Ernst Ellert hatte mit vielem gerechnet, nur nicht mit einer solchen Gelassenheit. Was steckte dahinter? Trieb Stein Nachtlicht ein Spiel mit ihm, bevor er grausam zuschlug?
Hatte er die befreiten Virochips womöglich wieder unter Kontrolle gebracht? Übte er nur deshalb Nachsicht, um seinen Gesprächspartner nicht zu verlieren?
Ellert zog es vor, nicht zu antworten. Solange er nicht wußte, wie er das Verhalten des Ordensmanns einstufen sollte, konnte ihn jedes Wort ins Verderben stürzen.
„Du sagst nichts", tadelte Stein Nachtlicht. „Sehr unhöflich, mein Freund. Haben dir deine Aktionen auf den Virochips am Ende die Sprache verschlagen?"
Ellert starrte ihn nur an. Er begriff überhaupt nichts mehr. Ganz eindeutig war im Wesen des Ordensmanns eine Wandlung eingetreten. Er wirkte fast fröhlich, ein bißchen verschroben vielleicht.

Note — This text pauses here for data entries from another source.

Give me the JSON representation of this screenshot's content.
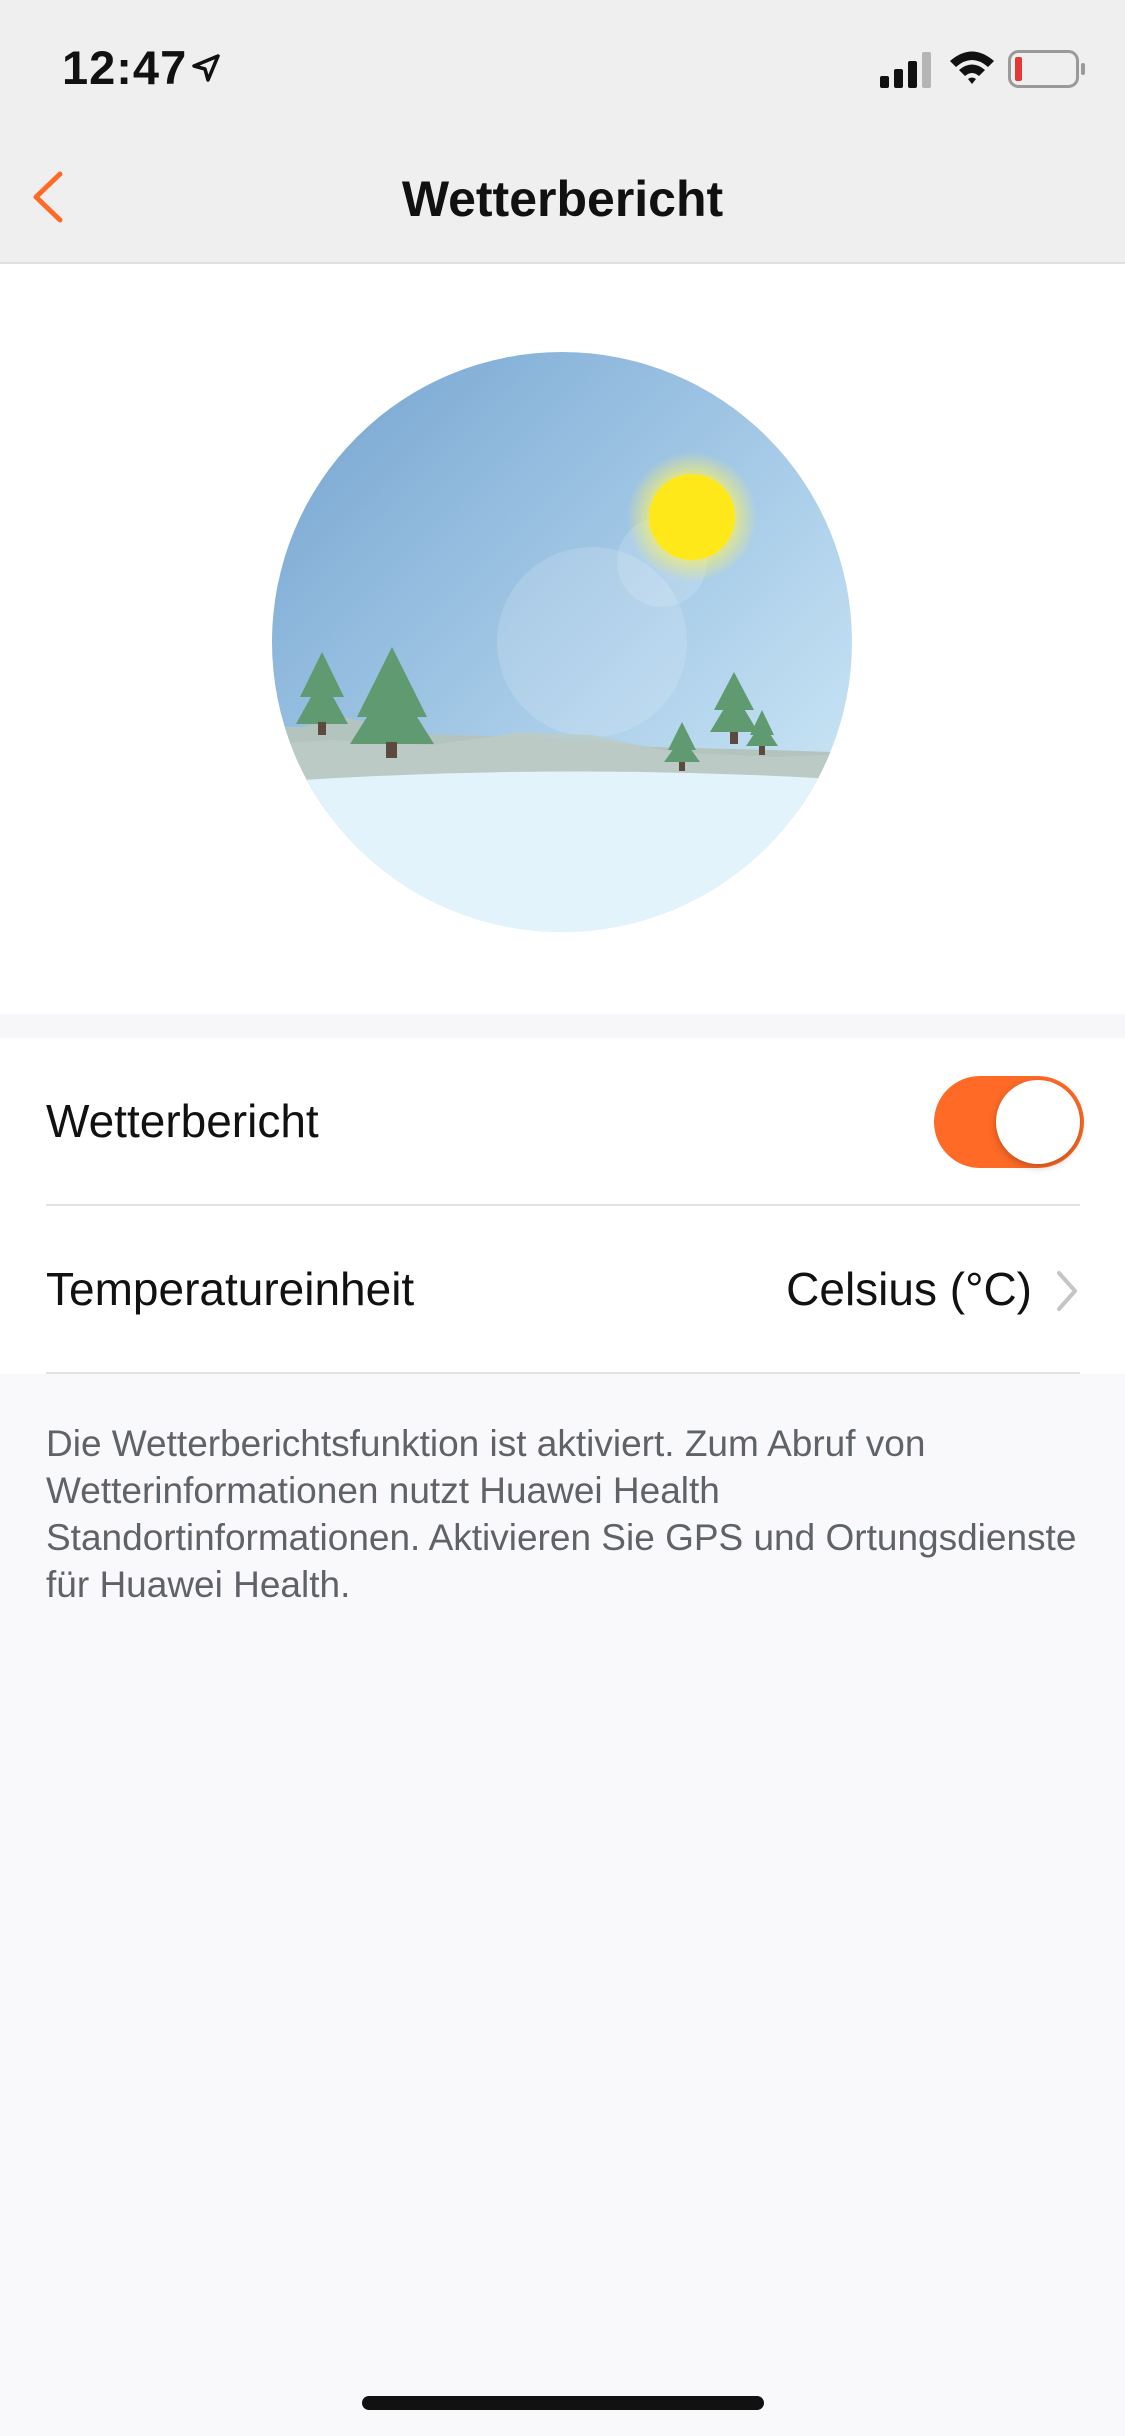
{
  "status_bar": {
    "time": "12:47",
    "icons": [
      "location-arrow-icon",
      "signal-icon",
      "wifi-icon",
      "battery-low-icon"
    ],
    "battery_color": "#e53935"
  },
  "nav": {
    "title": "Wetterbericht",
    "back_icon": "chevron-left-icon",
    "accent_color": "#ff6a26"
  },
  "hero": {
    "illustration": "winter-landscape-illustration"
  },
  "settings": {
    "weather_report": {
      "label": "Wetterbericht",
      "enabled": true
    },
    "temperature_unit": {
      "label": "Temperatureinheit",
      "value": "Celsius (°C)"
    }
  },
  "info": {
    "text": "Die Wetterberichtsfunktion ist aktiviert. Zum Abruf von Wetterinformationen nutzt Huawei Health Standortinformationen. Aktivieren Sie GPS und Ortungsdienste für Huawei Health."
  }
}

Oder machte er ihm nur etwas vor, um später um so härter mit ihm umzuspringen?
„Nun, ich kann leider nicht warten, bis du dich bequemst, wieder mit mir zu reden. Der Virus-Orden hat nämlich inzwischen Gäste bekommen, die Vishna zu gerne in eine Falle locken möchte. Ich hoffe, du hast Verständnis dafür, wenn ich dich deshalb eine Weile alleine lasse. Die Zeit ist knapp. Ich werde dir später alles erklären. Jetzt muß ich hinaus und die drei warnen."
Noch immer brachte Ernst Ellert keine Silbe hervor. Seine Gedanken drehten sich im Kreis, während der Ordensmann mit wallendem Staubgewand den Schacht empor schwebte.
Was hatte sein seltsames Verhalten zu bedeuten?
Was war geschehen?
*
Ein interaktiver Prozeß?
Bis jetzt hast du dir darunter bestenfalls in grauer Theorie etwas vorstellen können. Nun erfährst du ihn am eigenen Leib.
So schnell kann es passieren, Stein Nachtlicht.
So schnell wird aus einem Handlanger Vishnas ein Verbündeter der Terraner. Es heißt, du seist ein hochspezialisiertes Virenkonglomerat mit einem selbständigen Bewußtsein.
Das ist wohl richtig, und doch erweist sich jetzt, daß zumindest deine Empfindungen nicht frei sind. In deiner Einstellung und deiner Weltanschauung, in deinen Sympathien und Antipathien bist du abhängig. Die Verhältnisse sind dir bekannt, aber tun kannst du gegen sie nichts.